И вот теперь – самое время вспомнить о подлинной и многолетней раздвоенности моей жизни, когда я работал инженером и уже писал, писал, писал. И даже изредка печатался, что гнало и подхлестывало мой азарт. Работал я электриком-наладчиком в конторе с уже забывшимся названием, после нее были другие, вот и стерлось.
Одна, впрочем, очень солидная, была и раньше: ей благодаря участвовал я в историческом пуске то ли восьмого, то ли девятого турбогенератора на Сталинградской ГЭС (тогда все пуски были историческими). Помню, как часов в шесть утра меня как младшего послали звонить в Москву нашему начальнику.
– Пустили мы ее, проклятую, всю ночь возились, – доложил я гордо и взволнованно.
– А на хер ты меня будил, я еще вчера читал об этом в газетах, – ответил мне начальник.
А контора, где я много лет трудился, занималась пуском разного оборудования на заводах, и чего я там только не налаживал. Начинали мы немедля, как монтажники заканчивали всю проводку, и вменялось нам в первейшую обязанность – за ними проверять всю правильность соединений кабелей и проводов по схеме. Это отнимало жуткое количество времени, а я уже писал рассказы, надо было что-то сочинить, чтоб экономить ценные рабочие часы. Мне в голову пришла тогда идея, мудростью которой восхитятся все, кто понимает в электрических делах. Идея в виде лозунга была, звучала как высокая инструкция: «Включать любой агрегат следует сразу, все, что соединено неверно, – выгорает!» Так мы и стали поступать. Летели предохранители, что-то отказывалось двигаться или крутиться – это было много проще изнурительной прозвонки проводов. Патента на свою идею я просить не стал, уж очень не хотелось тут же вылететь с работы.

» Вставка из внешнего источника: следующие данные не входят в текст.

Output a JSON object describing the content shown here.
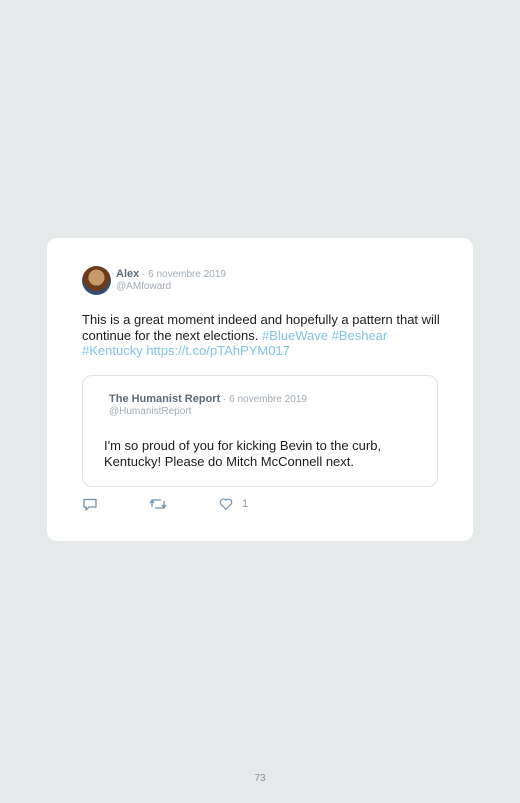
{
  "tweet": {
    "author_name": "Alex",
    "separator": " · ",
    "date": "6 novembre 2019",
    "handle": "@AMfoward",
    "text_plain": "This is a great moment indeed and hopefully a pattern that will continue for the next elections. ",
    "hashtag_1": "#BlueWave",
    "hashtag_2": "#Beshear",
    "hashtag_3": "#Kentucky",
    "link": "https://t.co/pTAhPYM017"
  },
  "quoted_tweet": {
    "author_name": "The Humanist Report",
    "separator": " · ",
    "date": "6 novembre 2019",
    "handle": "@HumanistReport",
    "text": "I'm so proud of you for kicking Bevin to the curb, Kentucky! Please do Mitch McConnell next."
  },
  "actions": {
    "reply_icon": "reply-icon",
    "retweet_icon": "retweet-icon",
    "like_icon": "heart-icon",
    "like_count": "1"
  },
  "page_number": "73",
  "colors": {
    "background": "#e6e9ea",
    "link": "#7fc4e4",
    "name": "#5d6b78",
    "muted": "#a3acb4"
  }
}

Так самозабвенно я трудился на благо общества, пока однажды вечером не зашел ко мне приятель, где-то всю жизнь чем-то руководивший.

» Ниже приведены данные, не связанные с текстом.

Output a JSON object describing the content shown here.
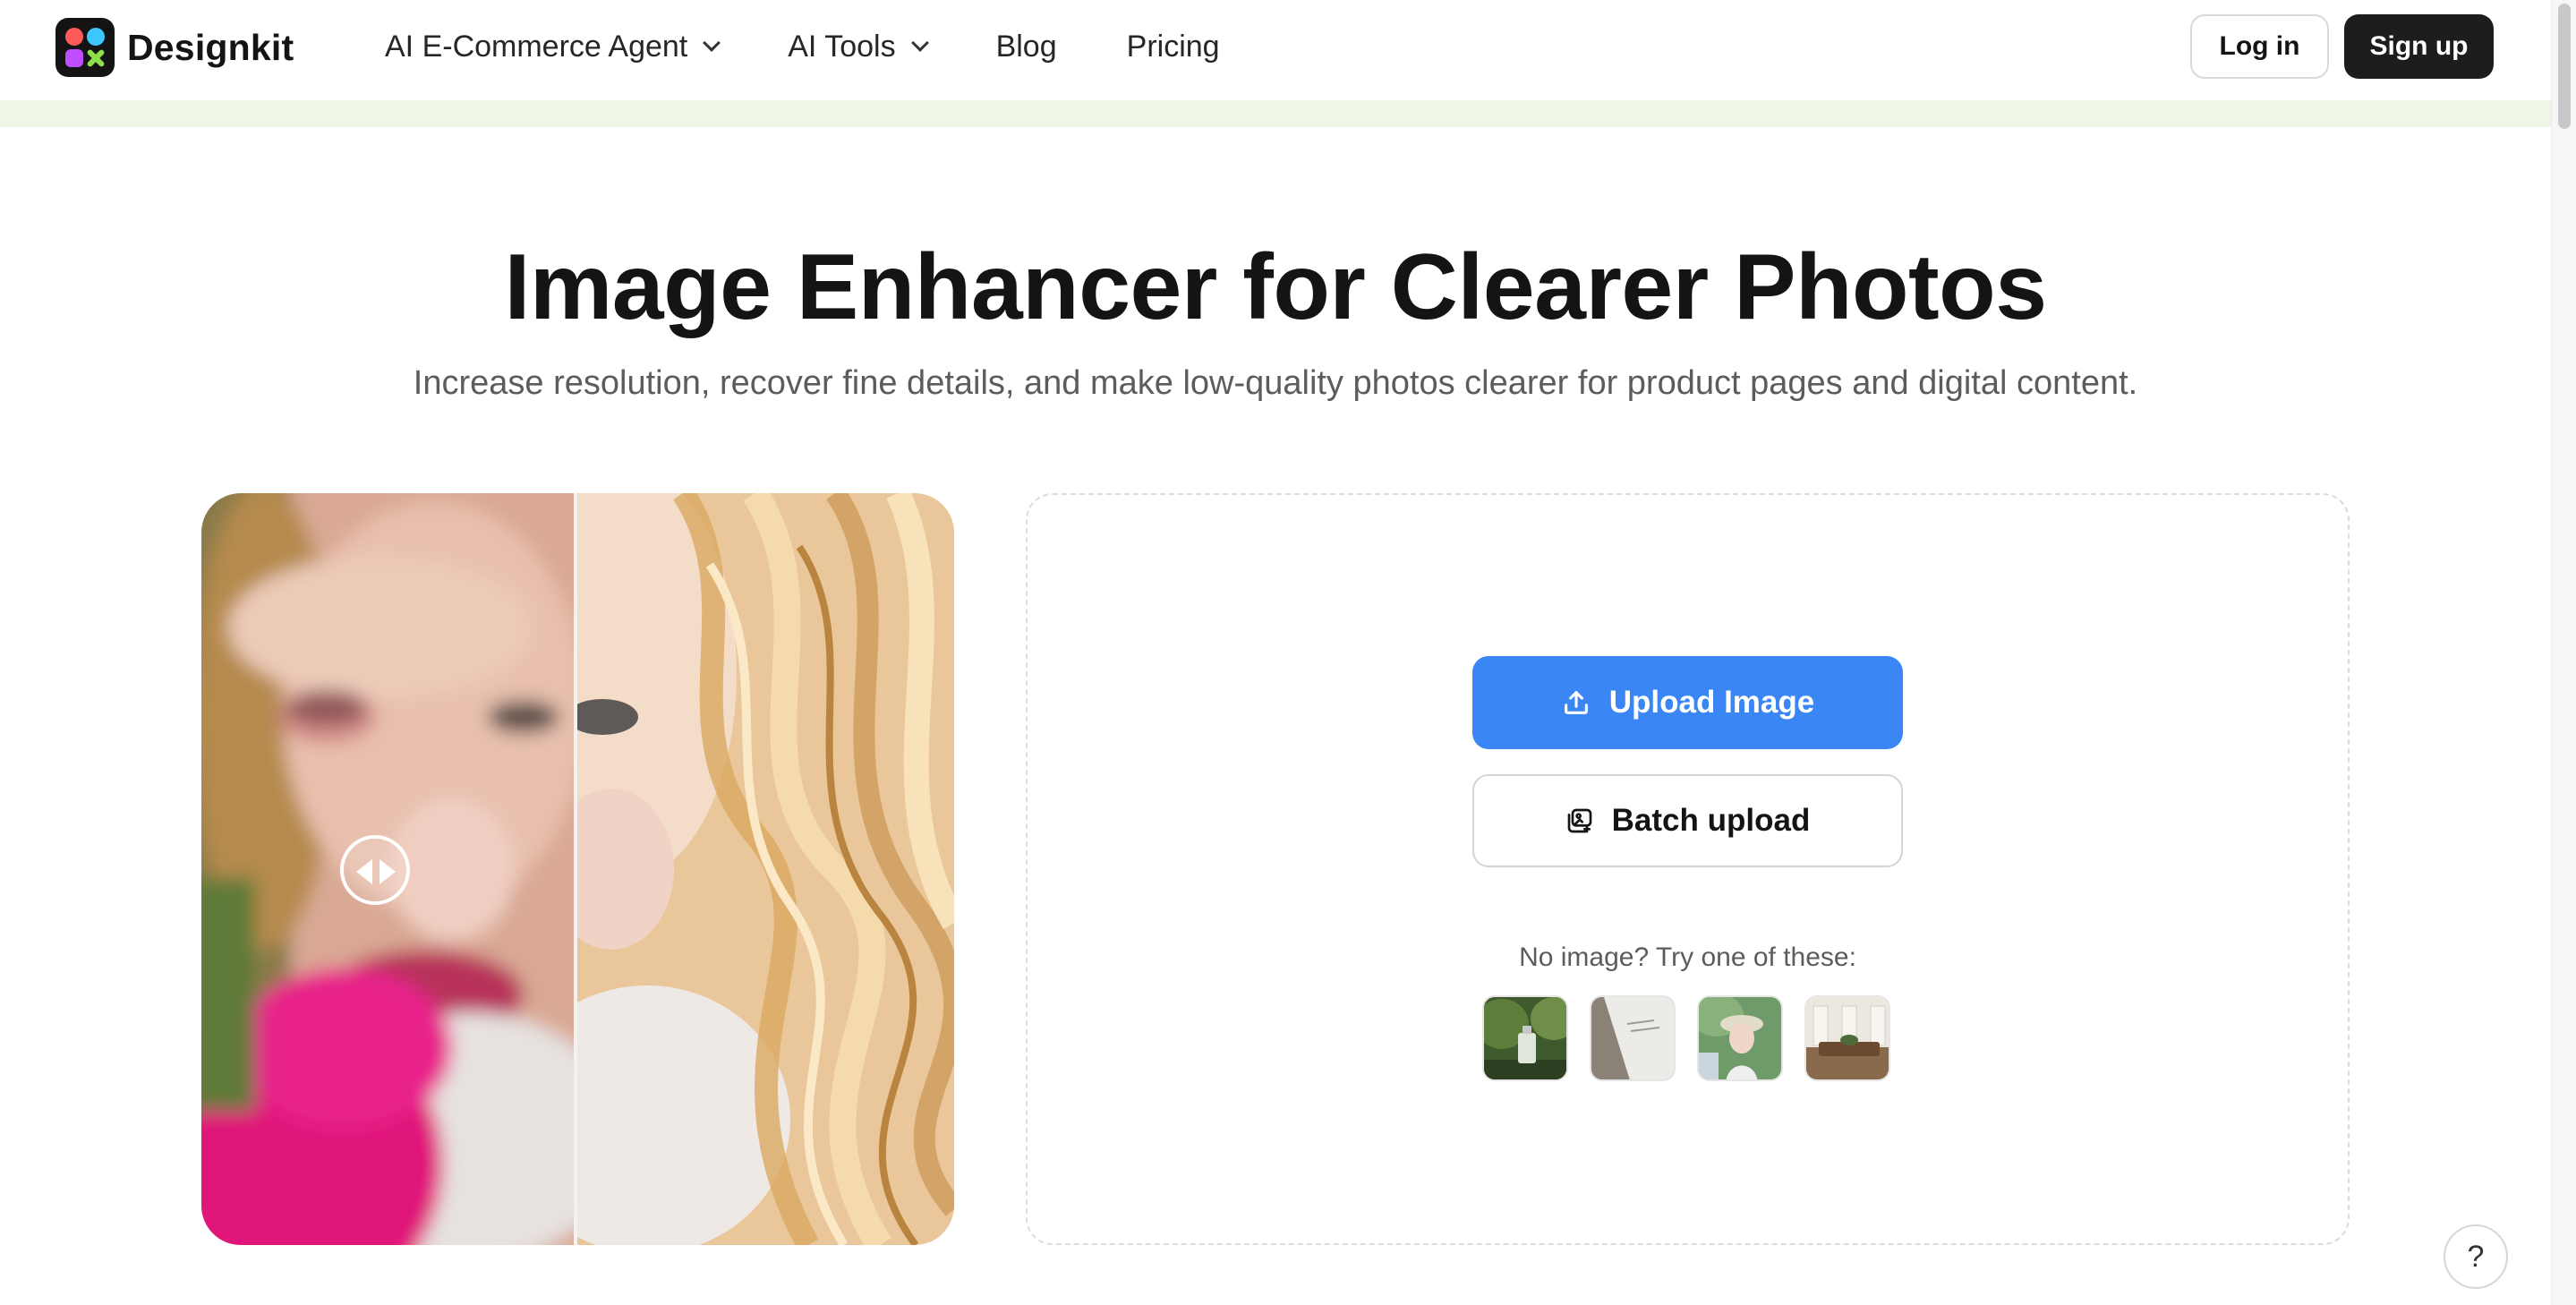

– Хочешь, я тебя устрою завтра же на непыльную, но разъездную работу? – спросил он.
Еще бы не хотеть, подумал я, давно пора мне повидать страну лицом к лицу. И сдержанно кивнул. Приятель написал короткую корявую записку, суть которой не была длинней ее самой – прими такого-то, не пожалеешь, я тебе завтра позвоню. На сложенной записке написал он так же лаконично – Рабиновичу. Я засмеялся, и мы сели выпивать. А что мне предстоит, я не спросил, меня тогда не в силах испугать была никакая работа, я на всех работал равно плохо и халтурно.
А назавтра эту записку медленно и вдумчиво читал ее адресат Рабинович, который как раз так и выглядел. А прочитав ее, спросил:
– Скрываетесь от алиментов?
– Нет, – удивленно ответил я.
Он мгновение подумал.
– Алкоголик? – полуутвердительно спросил он с некой грустью.

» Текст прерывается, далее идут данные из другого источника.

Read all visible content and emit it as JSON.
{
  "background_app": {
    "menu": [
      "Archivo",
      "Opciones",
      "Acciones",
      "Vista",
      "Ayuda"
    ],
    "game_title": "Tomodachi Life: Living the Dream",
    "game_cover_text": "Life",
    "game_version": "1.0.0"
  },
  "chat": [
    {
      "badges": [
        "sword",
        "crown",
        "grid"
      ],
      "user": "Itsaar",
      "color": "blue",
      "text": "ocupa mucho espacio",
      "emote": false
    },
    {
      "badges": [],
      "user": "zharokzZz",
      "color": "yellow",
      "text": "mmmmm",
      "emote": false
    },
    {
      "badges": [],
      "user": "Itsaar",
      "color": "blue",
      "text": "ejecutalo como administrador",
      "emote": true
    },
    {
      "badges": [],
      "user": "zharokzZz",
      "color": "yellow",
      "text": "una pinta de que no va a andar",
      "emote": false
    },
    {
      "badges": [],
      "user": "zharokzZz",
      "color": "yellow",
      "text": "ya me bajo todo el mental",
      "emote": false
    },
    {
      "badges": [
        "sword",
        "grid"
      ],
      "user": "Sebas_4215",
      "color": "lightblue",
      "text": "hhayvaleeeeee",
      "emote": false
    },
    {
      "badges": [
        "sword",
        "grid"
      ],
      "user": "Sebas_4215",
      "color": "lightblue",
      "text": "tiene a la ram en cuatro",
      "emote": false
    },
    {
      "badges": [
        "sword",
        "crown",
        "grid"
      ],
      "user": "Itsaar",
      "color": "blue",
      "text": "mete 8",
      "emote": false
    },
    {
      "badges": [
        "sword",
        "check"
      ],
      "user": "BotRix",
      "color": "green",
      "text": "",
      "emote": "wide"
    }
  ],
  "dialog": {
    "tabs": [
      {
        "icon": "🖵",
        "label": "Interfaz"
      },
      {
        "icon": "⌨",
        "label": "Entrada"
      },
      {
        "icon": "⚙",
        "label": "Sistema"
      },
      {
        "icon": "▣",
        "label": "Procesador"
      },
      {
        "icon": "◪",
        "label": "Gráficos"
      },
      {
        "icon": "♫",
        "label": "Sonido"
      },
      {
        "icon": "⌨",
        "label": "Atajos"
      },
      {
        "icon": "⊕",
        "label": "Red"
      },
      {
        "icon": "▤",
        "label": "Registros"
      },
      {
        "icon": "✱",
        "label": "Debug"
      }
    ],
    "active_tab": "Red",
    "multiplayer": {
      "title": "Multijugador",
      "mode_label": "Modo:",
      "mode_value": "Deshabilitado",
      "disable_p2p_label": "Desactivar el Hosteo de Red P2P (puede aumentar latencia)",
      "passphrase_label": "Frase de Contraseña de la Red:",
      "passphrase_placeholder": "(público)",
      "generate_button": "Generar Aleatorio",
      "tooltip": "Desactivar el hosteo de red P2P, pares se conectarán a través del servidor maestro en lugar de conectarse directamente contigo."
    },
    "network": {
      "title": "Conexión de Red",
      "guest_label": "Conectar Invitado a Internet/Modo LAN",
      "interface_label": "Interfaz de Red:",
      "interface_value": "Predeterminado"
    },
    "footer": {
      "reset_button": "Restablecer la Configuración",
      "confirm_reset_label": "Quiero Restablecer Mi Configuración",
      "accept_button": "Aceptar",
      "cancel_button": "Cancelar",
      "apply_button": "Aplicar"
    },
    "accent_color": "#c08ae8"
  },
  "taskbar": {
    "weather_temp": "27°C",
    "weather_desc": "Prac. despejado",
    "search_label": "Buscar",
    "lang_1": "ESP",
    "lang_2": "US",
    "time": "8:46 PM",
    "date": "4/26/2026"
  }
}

– Вовсе нет, – ответил я. И это было полной правдой в те года.
Уже раздумий не было, и Рабинович с пониманием сказал:
– Имеете судимость, жить в Москве нельзя.
– Ни разу не судили, – ответил я, провидчески добавив: – пока что.
И задал Рабинович замечательный вопрос:
– А что же вы тогда к нам поступаете?
– Поездить хочется, – сказал я честно.
– Евреи любят ездить, – согласился Рабинович.
Я молчал.
– Особенно в молодости, – настаивал Рабинович.
Мне снова было нечего возразить.
– Пишите заявление, я завизирую, идите к главному энергетику, – сухо сказал мой будущий начальник (дивным и спокойным ко всему на свете оказался позже человеком).
Главный энергетик сидел этажом выше и понравился мне с первого взгляда, мы потом с ним очень подружились. Был он из приволжских немцев, побывал некогда в лагере, начитан был, умен и тоже горестно спокоен. С ним решил я для проверки пошутить и, сев возле стола его, сказал, как будто упреждая:
– Я не алкоголик, не скрываюсь от алиментов и ни разу не судим.
– Это говорит о вас негативно, – холодно откликнулся еще один мой будущий начальник. – Будьте добры подождать в коридоре, мне надо позвонить.
Думая растерянно и с интересом о загадочной конторе, я курил и ждал. И тут ко мне вдруг подошел средних лет и очень интеллигентного вида человек, попросил огня, прикурил, выдохнул дым и вежливо спросил, не я ли тот новый прораб, что сейчас к ним поступает на работу. Я утвердительно кивнул. И человек сказал, очень прямо глядя на меня:
– Вам будут говорить, что мы прорабов посылаем на хуй, вы не верьте, они у нас сами идут.
Он повернулся и ушел, ступая медленно и по-хозяйски. А меня позвали оформляться.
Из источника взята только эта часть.